This is a picture of the woodlot behind my house. It’s supposed to flood this way. I have a control structure (just behind me in the photo) that controls the water levels and creates what we call a “green tree reservoir” for wintering waterfoul. This is a little over 40 acres of water here which I will draw down as the trees leaf out in spring.
This is really great since we’ve had drought conditions here and the woods have been completely dry for the last 3 winters. The ducks are happy – and so am I.

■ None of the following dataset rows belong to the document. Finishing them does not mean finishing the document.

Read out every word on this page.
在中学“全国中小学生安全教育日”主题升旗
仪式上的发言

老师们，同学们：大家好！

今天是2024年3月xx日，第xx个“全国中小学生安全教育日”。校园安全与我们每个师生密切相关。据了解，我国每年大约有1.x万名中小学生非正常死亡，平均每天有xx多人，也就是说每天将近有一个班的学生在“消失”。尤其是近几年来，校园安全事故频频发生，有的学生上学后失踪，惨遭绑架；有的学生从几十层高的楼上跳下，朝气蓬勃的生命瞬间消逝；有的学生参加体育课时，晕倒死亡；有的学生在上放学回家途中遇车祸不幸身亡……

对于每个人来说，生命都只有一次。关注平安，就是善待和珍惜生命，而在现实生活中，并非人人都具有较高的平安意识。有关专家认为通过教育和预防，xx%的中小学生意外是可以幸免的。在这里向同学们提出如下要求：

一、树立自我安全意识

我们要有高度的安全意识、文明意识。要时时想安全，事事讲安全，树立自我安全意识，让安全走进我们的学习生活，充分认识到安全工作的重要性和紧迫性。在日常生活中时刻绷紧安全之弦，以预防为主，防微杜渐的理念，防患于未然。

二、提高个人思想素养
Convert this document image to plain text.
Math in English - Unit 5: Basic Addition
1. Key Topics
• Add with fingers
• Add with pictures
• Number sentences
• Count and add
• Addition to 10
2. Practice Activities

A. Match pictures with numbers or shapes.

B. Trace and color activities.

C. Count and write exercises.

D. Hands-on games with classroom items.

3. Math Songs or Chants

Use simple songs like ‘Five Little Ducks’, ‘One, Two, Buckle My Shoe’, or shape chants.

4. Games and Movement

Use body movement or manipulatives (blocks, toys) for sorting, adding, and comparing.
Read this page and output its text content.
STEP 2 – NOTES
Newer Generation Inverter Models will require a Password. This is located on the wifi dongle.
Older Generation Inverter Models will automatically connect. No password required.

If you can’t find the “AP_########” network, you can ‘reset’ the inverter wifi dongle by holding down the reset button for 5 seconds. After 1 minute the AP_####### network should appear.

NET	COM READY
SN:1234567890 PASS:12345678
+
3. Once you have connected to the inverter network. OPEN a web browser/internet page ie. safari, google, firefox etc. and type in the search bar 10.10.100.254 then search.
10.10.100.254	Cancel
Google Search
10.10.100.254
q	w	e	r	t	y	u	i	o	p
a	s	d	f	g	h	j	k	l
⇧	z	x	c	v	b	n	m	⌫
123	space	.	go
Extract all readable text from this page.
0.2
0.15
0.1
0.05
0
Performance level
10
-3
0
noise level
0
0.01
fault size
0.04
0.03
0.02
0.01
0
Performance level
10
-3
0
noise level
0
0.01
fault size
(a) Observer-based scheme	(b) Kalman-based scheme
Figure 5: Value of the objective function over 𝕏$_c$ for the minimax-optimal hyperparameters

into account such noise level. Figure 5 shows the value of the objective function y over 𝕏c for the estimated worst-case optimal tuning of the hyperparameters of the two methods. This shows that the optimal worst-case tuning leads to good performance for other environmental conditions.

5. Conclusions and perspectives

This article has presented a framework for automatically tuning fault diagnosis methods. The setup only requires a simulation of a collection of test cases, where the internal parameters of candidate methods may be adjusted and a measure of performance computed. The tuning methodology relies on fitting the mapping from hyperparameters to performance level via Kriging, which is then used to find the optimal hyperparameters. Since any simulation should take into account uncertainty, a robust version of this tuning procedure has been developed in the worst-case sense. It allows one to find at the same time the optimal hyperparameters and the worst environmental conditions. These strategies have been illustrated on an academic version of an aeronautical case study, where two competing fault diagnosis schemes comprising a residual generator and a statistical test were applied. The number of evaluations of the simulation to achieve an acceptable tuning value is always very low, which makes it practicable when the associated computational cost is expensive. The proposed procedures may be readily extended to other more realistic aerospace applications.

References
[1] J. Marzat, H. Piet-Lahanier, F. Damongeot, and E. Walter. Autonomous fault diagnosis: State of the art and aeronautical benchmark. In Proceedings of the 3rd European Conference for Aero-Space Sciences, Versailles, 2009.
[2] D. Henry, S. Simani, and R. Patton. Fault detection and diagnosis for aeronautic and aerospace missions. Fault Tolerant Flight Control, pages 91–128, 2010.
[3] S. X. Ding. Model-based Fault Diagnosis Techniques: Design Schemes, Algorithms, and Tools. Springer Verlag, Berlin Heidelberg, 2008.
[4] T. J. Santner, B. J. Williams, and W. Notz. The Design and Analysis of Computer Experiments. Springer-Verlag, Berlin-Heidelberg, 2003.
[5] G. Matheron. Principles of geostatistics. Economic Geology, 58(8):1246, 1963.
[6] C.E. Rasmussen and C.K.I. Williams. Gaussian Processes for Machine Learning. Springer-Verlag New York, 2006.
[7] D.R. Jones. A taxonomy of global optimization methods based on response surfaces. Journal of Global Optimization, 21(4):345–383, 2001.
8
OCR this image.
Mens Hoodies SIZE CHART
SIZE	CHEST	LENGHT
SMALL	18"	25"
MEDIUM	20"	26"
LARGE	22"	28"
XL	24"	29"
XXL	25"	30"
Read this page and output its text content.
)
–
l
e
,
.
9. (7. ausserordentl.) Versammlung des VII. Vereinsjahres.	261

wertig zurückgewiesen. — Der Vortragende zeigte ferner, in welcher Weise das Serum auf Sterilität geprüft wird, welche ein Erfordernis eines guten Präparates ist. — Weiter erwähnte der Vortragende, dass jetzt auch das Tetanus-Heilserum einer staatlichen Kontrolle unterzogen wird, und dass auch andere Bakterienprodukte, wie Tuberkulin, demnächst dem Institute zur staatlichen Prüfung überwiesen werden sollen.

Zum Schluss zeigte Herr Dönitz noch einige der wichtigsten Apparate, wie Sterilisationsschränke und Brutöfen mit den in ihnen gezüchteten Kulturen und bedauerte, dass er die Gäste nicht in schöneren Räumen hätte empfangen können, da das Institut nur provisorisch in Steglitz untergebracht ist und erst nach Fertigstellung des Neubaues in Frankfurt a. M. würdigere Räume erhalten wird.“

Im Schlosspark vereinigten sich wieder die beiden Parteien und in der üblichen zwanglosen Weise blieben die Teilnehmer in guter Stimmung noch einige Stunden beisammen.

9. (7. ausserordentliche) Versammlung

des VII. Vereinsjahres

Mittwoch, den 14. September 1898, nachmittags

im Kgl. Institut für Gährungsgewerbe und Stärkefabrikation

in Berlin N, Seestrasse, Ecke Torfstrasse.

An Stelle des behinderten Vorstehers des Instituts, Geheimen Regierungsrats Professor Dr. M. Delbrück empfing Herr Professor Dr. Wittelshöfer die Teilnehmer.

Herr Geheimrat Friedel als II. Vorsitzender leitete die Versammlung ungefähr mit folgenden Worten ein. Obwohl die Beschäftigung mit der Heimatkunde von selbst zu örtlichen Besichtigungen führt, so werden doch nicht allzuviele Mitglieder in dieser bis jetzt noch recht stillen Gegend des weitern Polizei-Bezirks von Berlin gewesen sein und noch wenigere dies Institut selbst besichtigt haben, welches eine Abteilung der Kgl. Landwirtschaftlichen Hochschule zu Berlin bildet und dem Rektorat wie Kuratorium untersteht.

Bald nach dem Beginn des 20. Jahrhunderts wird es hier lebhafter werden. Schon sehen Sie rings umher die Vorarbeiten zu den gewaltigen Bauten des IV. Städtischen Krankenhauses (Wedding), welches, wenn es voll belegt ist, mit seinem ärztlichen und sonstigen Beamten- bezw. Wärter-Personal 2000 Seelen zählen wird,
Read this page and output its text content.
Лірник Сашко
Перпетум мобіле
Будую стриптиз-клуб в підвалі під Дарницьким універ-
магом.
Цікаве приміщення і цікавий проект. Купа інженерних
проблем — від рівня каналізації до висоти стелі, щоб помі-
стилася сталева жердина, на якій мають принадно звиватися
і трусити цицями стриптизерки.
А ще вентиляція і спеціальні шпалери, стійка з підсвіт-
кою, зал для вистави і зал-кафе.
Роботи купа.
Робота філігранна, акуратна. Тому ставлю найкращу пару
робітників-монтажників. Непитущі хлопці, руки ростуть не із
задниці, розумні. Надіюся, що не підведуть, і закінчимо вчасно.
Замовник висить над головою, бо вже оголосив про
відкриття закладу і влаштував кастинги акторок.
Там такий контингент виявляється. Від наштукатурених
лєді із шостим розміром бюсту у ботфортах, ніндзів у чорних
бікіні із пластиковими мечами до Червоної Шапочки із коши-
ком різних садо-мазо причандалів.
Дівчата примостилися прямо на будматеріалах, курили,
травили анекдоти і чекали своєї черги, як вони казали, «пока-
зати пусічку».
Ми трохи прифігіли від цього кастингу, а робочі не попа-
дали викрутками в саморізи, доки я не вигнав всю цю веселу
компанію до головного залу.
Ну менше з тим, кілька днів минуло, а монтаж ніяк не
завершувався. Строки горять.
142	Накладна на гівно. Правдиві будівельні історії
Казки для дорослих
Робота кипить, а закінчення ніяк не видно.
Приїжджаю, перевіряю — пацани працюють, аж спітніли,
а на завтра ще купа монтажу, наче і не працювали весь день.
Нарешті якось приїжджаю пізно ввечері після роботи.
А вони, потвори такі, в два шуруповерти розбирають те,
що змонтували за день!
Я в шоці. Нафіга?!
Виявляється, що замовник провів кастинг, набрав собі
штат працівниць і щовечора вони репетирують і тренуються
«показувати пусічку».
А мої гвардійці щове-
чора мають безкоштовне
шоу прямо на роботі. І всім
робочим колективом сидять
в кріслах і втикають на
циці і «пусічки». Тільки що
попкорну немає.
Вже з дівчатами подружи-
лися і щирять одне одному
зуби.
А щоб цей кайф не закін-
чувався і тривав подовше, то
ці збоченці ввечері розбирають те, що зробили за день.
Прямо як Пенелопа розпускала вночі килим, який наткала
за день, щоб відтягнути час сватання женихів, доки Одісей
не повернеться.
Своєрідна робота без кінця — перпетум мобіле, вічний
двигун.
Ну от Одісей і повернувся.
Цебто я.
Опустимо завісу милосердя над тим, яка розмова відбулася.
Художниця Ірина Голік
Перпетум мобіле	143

Small woodlots like this still exist in the Mississippi delta only because the land was too wet for people to clear away for farming back in the early part of the last century. Where the land is relatively “high and dry”, trees are a thing of the past and industrial farming rules. Today, the government (the taxpayers) pay landowners to restore marginal areas where the forest never should have been cleared in the first place. With most of the forest gone, these small spaces become more and more important in the effort to restore previously destroyed habitats for wildlife, by acting as a biofilter for toxic farm runoff and to help replenish an ever diminishing water table that has been drawn down to critical levels by industrial farming.
We are lucky in the so called “lower” delta to have both the Delta National Forest and Panther Swamp National Wildlife refuge located within our borders. Overall, however, the delta is more generally characterized by deforestation, chemical pollution and poor soil conservation caused mostly by industrial farming interests.